37On peut s’étonner que les autorités autrichiennes aient pu autoriser un militaire d’active à publier un tel brûlot. Car Haymerle réconcilia toute l’opinion italienne contre lui. Le tollé fut d’autant plus grand que beaucoup le confondirent avec son frère, Heinrich, alors ambassadeur d’Autriche-Hongrie à Rome. On vitupéra ce diplomate qui se permettait d’intervenir ouvertement dans la vie politique de son pays hôte, et sur un tel ton47. Dans sa préface, Alois von Haymerle avait bien précisé qu’il n’exprimait que sa pensée personnelle. Mais son livre, vu sa position d’officier supérieur et le poste d’ambassadeur qu’occupait son frère, était à tout le moins embarrassant pour la diplomatie austro-hongroise. Le scandale ne nuisit, en tout cas, pas à la carrière de Heinrich von Haymerle qui devint ministre austro-hongrois des Affaires étrangères, le 8 octobre 1879.

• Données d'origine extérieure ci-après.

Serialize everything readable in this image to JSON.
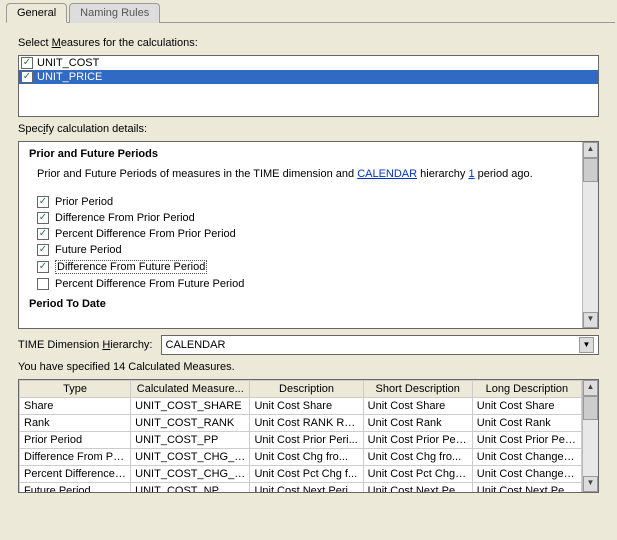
{
  "tabs": {
    "general": "General",
    "naming": "Naming Rules"
  },
  "labels": {
    "select_measures_pre": "Select ",
    "select_measures_u": "M",
    "select_measures_post": "easures for the calculations:",
    "specify_pre": "Spec",
    "specify_u": "i",
    "specify_post": "fy calculation details:",
    "dim_pre": "TIME Dimension ",
    "dim_u": "H",
    "dim_post": "ierarchy:",
    "summary": "You have specified 14 Calculated Measures."
  },
  "measures": [
    {
      "label": "UNIT_COST",
      "checked": true,
      "selected": false
    },
    {
      "label": "UNIT_PRICE",
      "checked": true,
      "selected": true
    }
  ],
  "section": {
    "title": "Prior and Future Periods",
    "text_pre": "Prior and Future Periods of measures in the  TIME  dimension and   ",
    "link1": "CALENDAR",
    "text_mid": "  hierarchy   ",
    "link2": "1",
    "text_post": " period ago.",
    "cut": "Period To Date"
  },
  "checks": [
    {
      "label": "Prior Period",
      "checked": true,
      "focused": false
    },
    {
      "label": "Difference From Prior Period",
      "checked": true,
      "focused": false
    },
    {
      "label": "Percent Difference From Prior Period",
      "checked": true,
      "focused": false
    },
    {
      "label": "Future Period",
      "checked": true,
      "focused": false
    },
    {
      "label": "Difference From Future Period",
      "checked": true,
      "focused": true
    },
    {
      "label": "Percent Difference From Future Period",
      "checked": false,
      "focused": false
    }
  ],
  "select": {
    "value": "CALENDAR"
  },
  "table": {
    "headers": [
      "Type",
      "Calculated Measure...",
      "Description",
      "Short Description",
      "Long Description"
    ],
    "rows": [
      [
        "Share",
        "UNIT_COST_SHARE",
        "Unit Cost Share",
        "Unit Cost Share",
        "Unit Cost Share"
      ],
      [
        "Rank",
        "UNIT_COST_RANK",
        "Unit Cost RANK Rank",
        "Unit Cost Rank",
        "Unit Cost Rank"
      ],
      [
        "Prior Period",
        "UNIT_COST_PP",
        "Unit Cost Prior Peri...",
        "Unit Cost Prior Peri...",
        "Unit Cost Prior Peri..."
      ],
      [
        "Difference From Pri...",
        "UNIT_COST_CHG_PP",
        "Unit Cost Chg fro...",
        "Unit Cost Chg fro...",
        "Unit Cost Change f..."
      ],
      [
        "Percent Difference ...",
        "UNIT_COST_CHG_PP",
        "Unit Cost Pct Chg f...",
        "Unit Cost Pct Chg f...",
        "Unit Cost Change f..."
      ],
      [
        "Future Period",
        "UNIT_COST_NP",
        "Unit Cost Next Peri...",
        "Unit Cost Next Peri...",
        "Unit Cost Next Peri..."
      ]
    ]
  }
}
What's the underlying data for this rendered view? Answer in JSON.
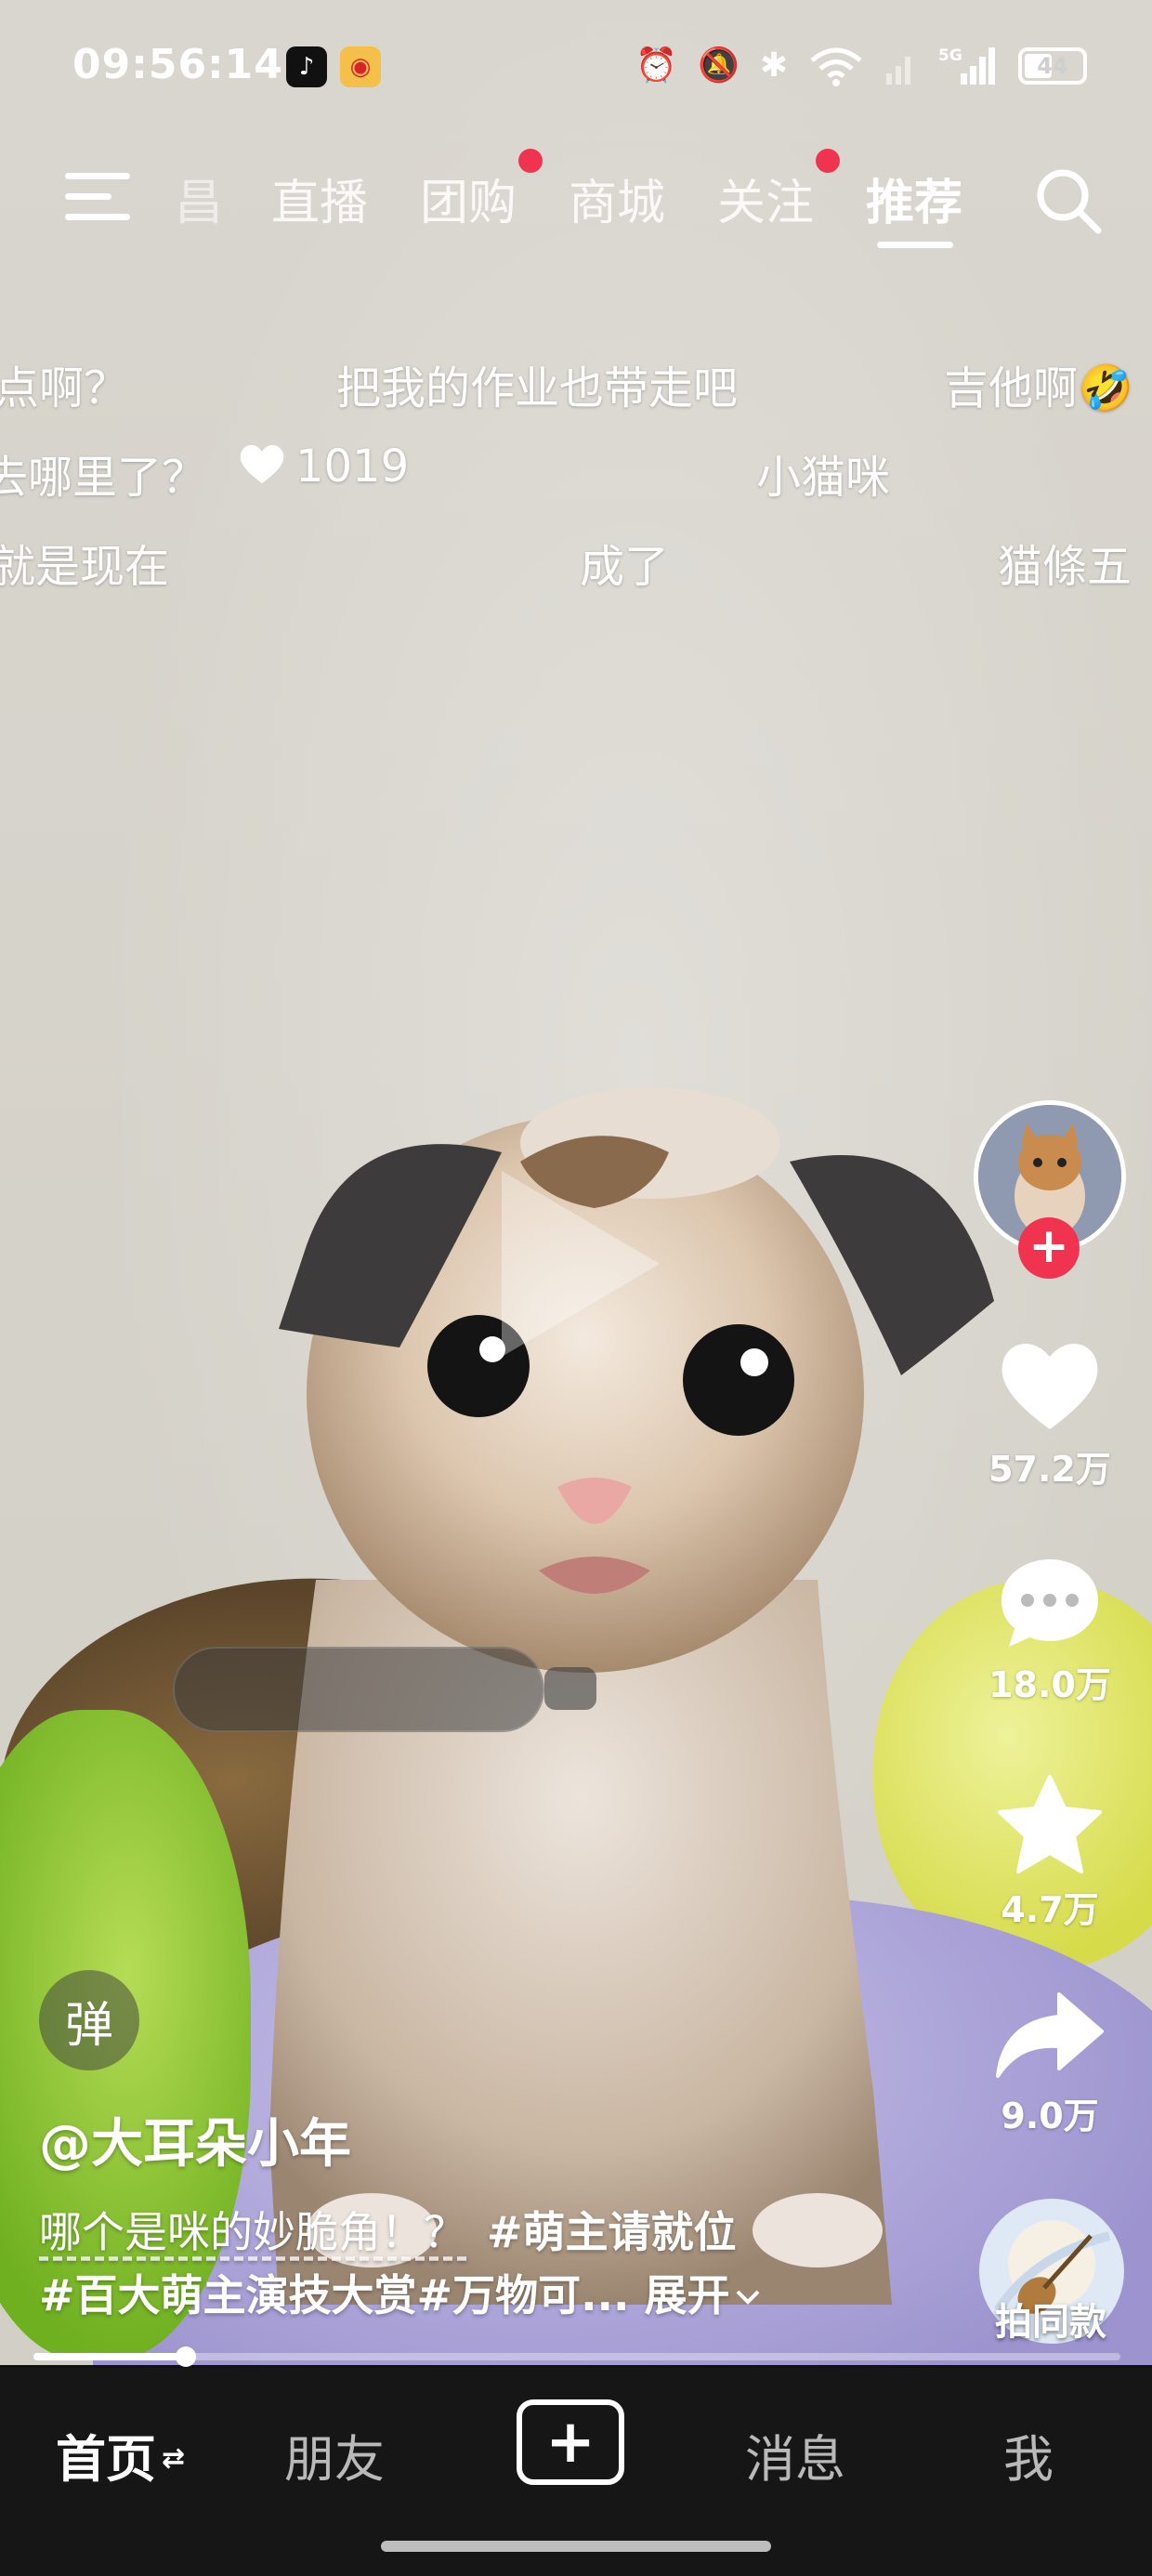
{
  "status_bar": {
    "time": "09:56:14",
    "battery": "44",
    "network": "5G"
  },
  "top_nav": {
    "tabs": [
      {
        "label": "昌",
        "active": false
      },
      {
        "label": "直播",
        "active": false
      },
      {
        "label": "团购",
        "active": false,
        "badge": true
      },
      {
        "label": "商城",
        "active": false
      },
      {
        "label": "关注",
        "active": false,
        "badge": true
      },
      {
        "label": "推荐",
        "active": true
      }
    ]
  },
  "danmaku": [
    {
      "text": "点啊？"
    },
    {
      "text": "把我的作业也带走吧"
    },
    {
      "text": "吉他啊🤣"
    },
    {
      "text": "去哪里了？"
    },
    {
      "text": "1019"
    },
    {
      "text": "小猫咪"
    },
    {
      "text": "就是现在"
    },
    {
      "text": "成了"
    },
    {
      "text": "猫條五"
    }
  ],
  "rail": {
    "likes": "57.2万",
    "comments": "18.0万",
    "favorites": "4.7万",
    "shares": "9.0万",
    "music_label": "拍同款"
  },
  "caption": {
    "danmaku_toggle": "弹",
    "author": "@大耳朵小年",
    "text": "哪个是咪的妙脆角！？",
    "tag1": "#萌主请就位",
    "line2": "#百大萌主演技大赏#万物可...",
    "expand": "展开"
  },
  "progress": {
    "fraction": 0.14
  },
  "bottom_nav": {
    "home": "首页",
    "friends": "朋友",
    "messages": "消息",
    "me": "我"
  },
  "colors": {
    "accent_red": "#f0344f",
    "nav_bg": "#161616"
  }
}
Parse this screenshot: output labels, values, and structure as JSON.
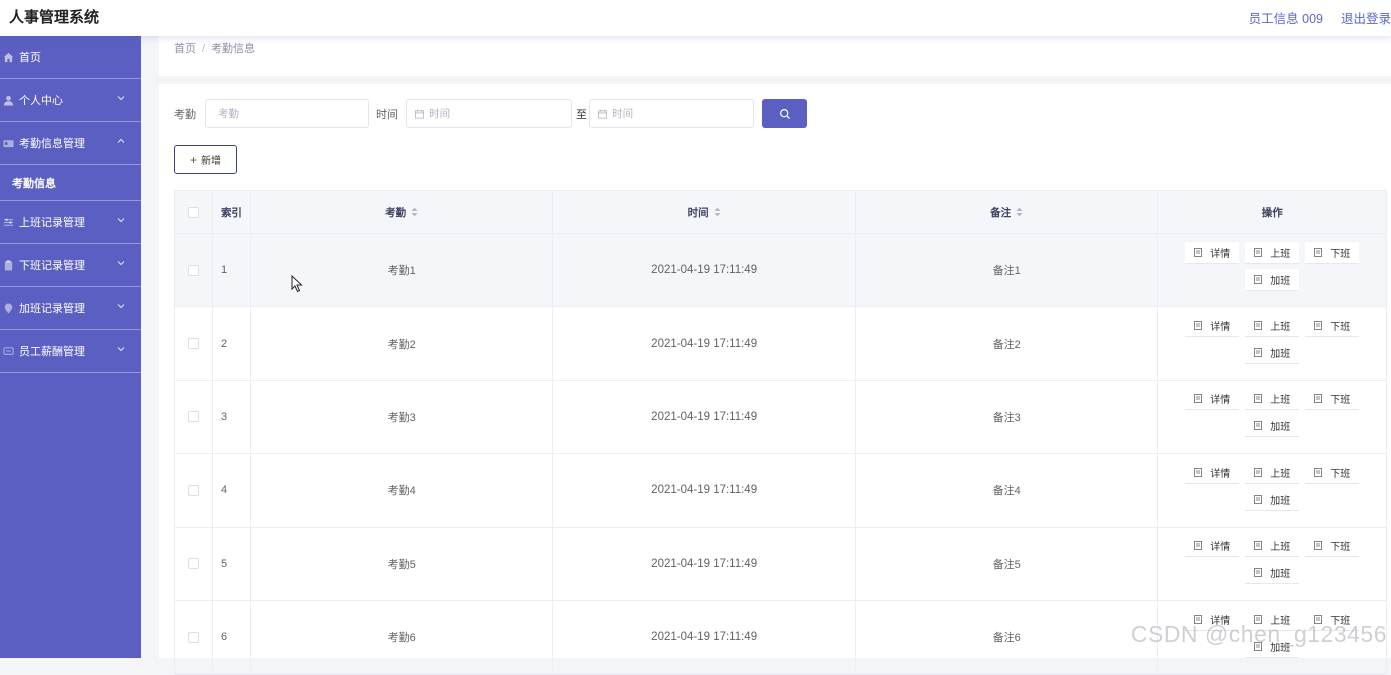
{
  "app": {
    "title": "人事管理系统",
    "user_label": "员工信息 009",
    "logout_label": "退出登录"
  },
  "sidebar": {
    "items": [
      {
        "label": "首页",
        "icon": "home-icon",
        "expandable": false
      },
      {
        "label": "个人中心",
        "icon": "user-icon",
        "expandable": true
      },
      {
        "label": "考勤信息管理",
        "icon": "card-icon",
        "expandable": true,
        "expanded": true,
        "children": [
          {
            "label": "考勤信息"
          }
        ]
      },
      {
        "label": "上班记录管理",
        "icon": "sliders-icon",
        "expandable": true
      },
      {
        "label": "下班记录管理",
        "icon": "clipboard-icon",
        "expandable": true
      },
      {
        "label": "加班记录管理",
        "icon": "pin-icon",
        "expandable": true
      },
      {
        "label": "员工薪酬管理",
        "icon": "message-icon",
        "expandable": true
      }
    ],
    "color": "#5b5fc2"
  },
  "breadcrumb": {
    "home": "首页",
    "separator": "/",
    "current": "考勤信息"
  },
  "search": {
    "attendance_label": "考勤",
    "attendance_placeholder": "考勤",
    "time_label": "时间",
    "time_start_placeholder": "时间",
    "to_label": "至",
    "time_end_placeholder": "时间",
    "search_icon": "search-icon"
  },
  "toolbar": {
    "add_label": "新增"
  },
  "table": {
    "headers": {
      "index": "索引",
      "attendance": "考勤",
      "time": "时间",
      "note": "备注",
      "actions": "操作"
    },
    "actions": {
      "detail": "详情",
      "clock_in": "上班",
      "clock_out": "下班",
      "overtime": "加班"
    },
    "rows": [
      {
        "index": "1",
        "attendance": "考勤1",
        "time": "2021-04-19 17:11:49",
        "note": "备注1"
      },
      {
        "index": "2",
        "attendance": "考勤2",
        "time": "2021-04-19 17:11:49",
        "note": "备注2"
      },
      {
        "index": "3",
        "attendance": "考勤3",
        "time": "2021-04-19 17:11:49",
        "note": "备注3"
      },
      {
        "index": "4",
        "attendance": "考勤4",
        "time": "2021-04-19 17:11:49",
        "note": "备注4"
      },
      {
        "index": "5",
        "attendance": "考勤5",
        "time": "2021-04-19 17:11:49",
        "note": "备注5"
      },
      {
        "index": "6",
        "attendance": "考勤6",
        "time": "2021-04-19 17:11:49",
        "note": "备注6"
      }
    ]
  },
  "watermark": "CSDN @chen_g123456",
  "colors": {
    "accent": "#5b5fc2",
    "accent_text": "#5a67c8"
  }
}
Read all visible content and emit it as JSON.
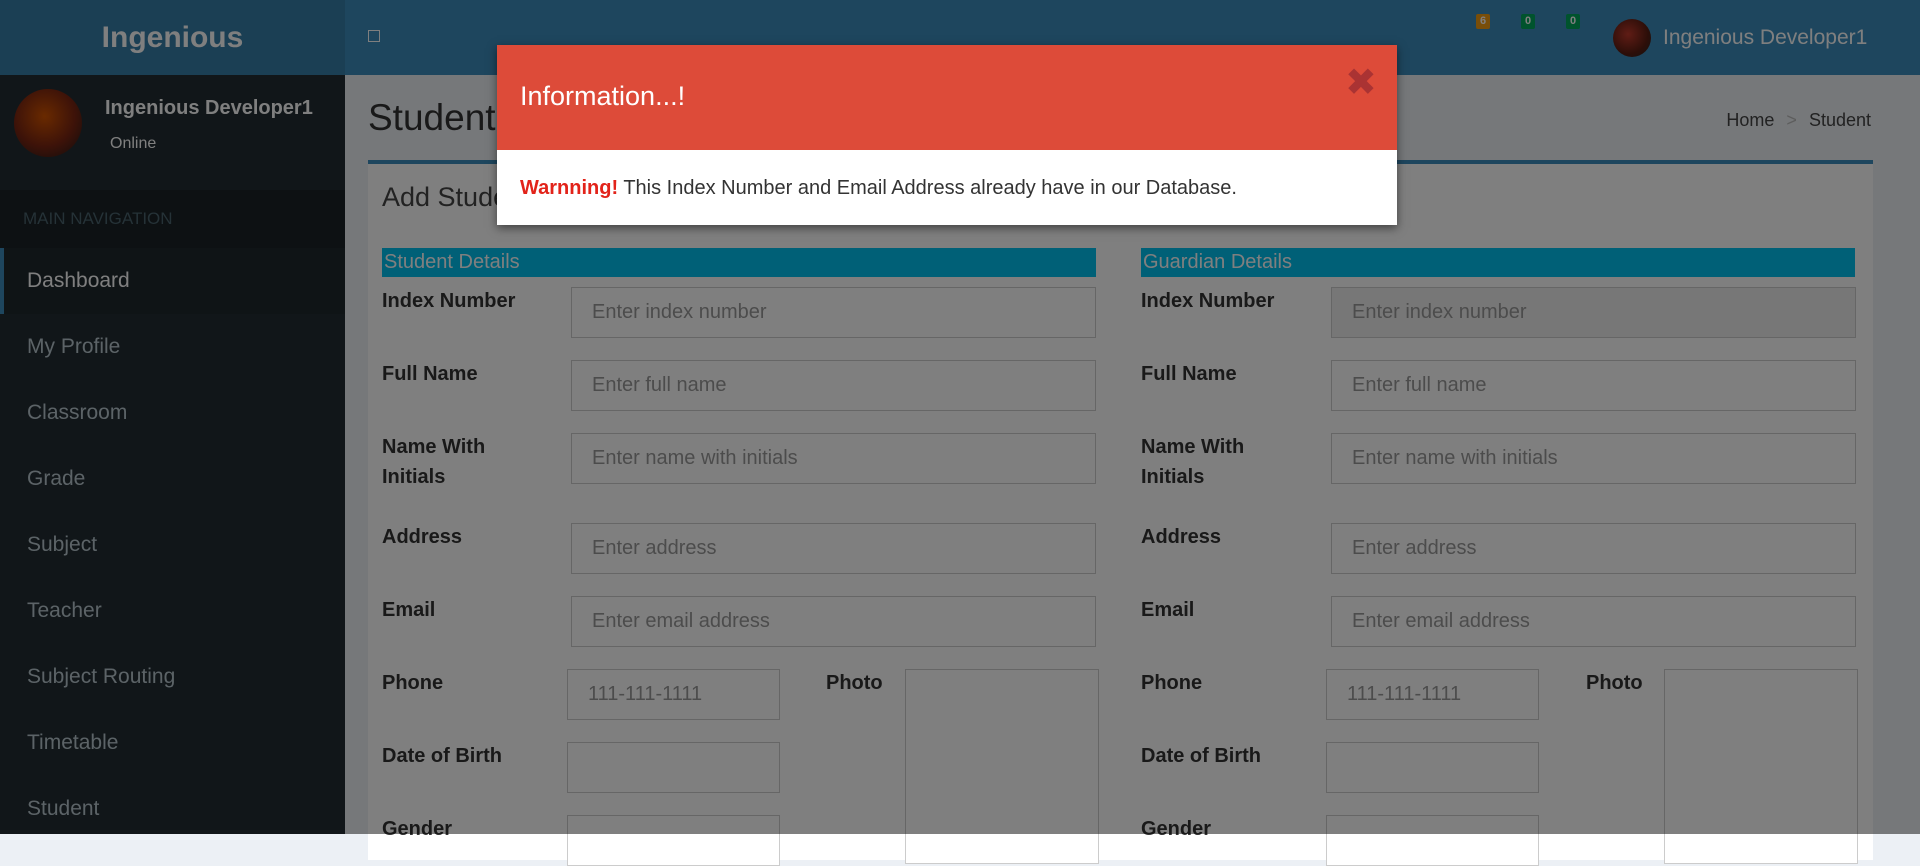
{
  "app": {
    "logo": "Ingenious",
    "user_name": "Ingenious Developer1",
    "status": "Online"
  },
  "header": {
    "badges": [
      {
        "count": "6",
        "color": "#f39c12"
      },
      {
        "count": "0",
        "color": "#00a65a"
      },
      {
        "count": "0",
        "color": "#00a65a"
      }
    ]
  },
  "sidebar": {
    "header": "MAIN NAVIGATION",
    "items": [
      {
        "label": "Dashboard"
      },
      {
        "label": "My Profile"
      },
      {
        "label": "Classroom"
      },
      {
        "label": "Grade"
      },
      {
        "label": "Subject"
      },
      {
        "label": "Teacher"
      },
      {
        "label": "Subject Routing"
      },
      {
        "label": "Timetable"
      },
      {
        "label": "Student"
      }
    ]
  },
  "page": {
    "title": "Student",
    "breadcrumb": {
      "home": "Home",
      "sep": ">",
      "current": "Student"
    },
    "box_title": "Add Student"
  },
  "student": {
    "heading": "Student Details",
    "index_label": "Index Number",
    "index_ph": "Enter index number",
    "fullname_label": "Full Name",
    "fullname_ph": "Enter full name",
    "initials_label": "Name With Initials",
    "initials_ph": "Enter name with initials",
    "address_label": "Address",
    "address_ph": "Enter address",
    "email_label": "Email",
    "email_ph": "Enter email address",
    "phone_label": "Phone",
    "phone_ph": "111-111-1111",
    "photo_label": "Photo",
    "dob_label": "Date of Birth",
    "gender_label": "Gender"
  },
  "guardian": {
    "heading": "Guardian Details",
    "index_label": "Index Number",
    "index_ph": "Enter index number",
    "fullname_label": "Full Name",
    "fullname_ph": "Enter full name",
    "initials_label": "Name With Initials",
    "initials_ph": "Enter name with initials",
    "address_label": "Address",
    "address_ph": "Enter address",
    "email_label": "Email",
    "email_ph": "Enter email address",
    "phone_label": "Phone",
    "phone_ph": "111-111-1111",
    "photo_label": "Photo",
    "dob_label": "Date of Birth",
    "gender_label": "Gender"
  },
  "modal": {
    "title": "Information...!",
    "close": "✖",
    "warning": "Warnning!",
    "message": " This Index Number and Email Address already have in our Database."
  }
}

38Matteo Imbriani répliqua à Italicae res par Pro Patria48, brochure qui voulait démontrer la légitimité des revendications irrédentistes, en même temps que le caractère anachronique de l’État austro-hongrois. Elle portait en exergue ce mot, attribué à Garibaldi : « Sans les Alpes et sans l’Adriatique, on ne peut crier victoire (Senz’Alpi e senza Adriatico, non evviva l’Italia)49. »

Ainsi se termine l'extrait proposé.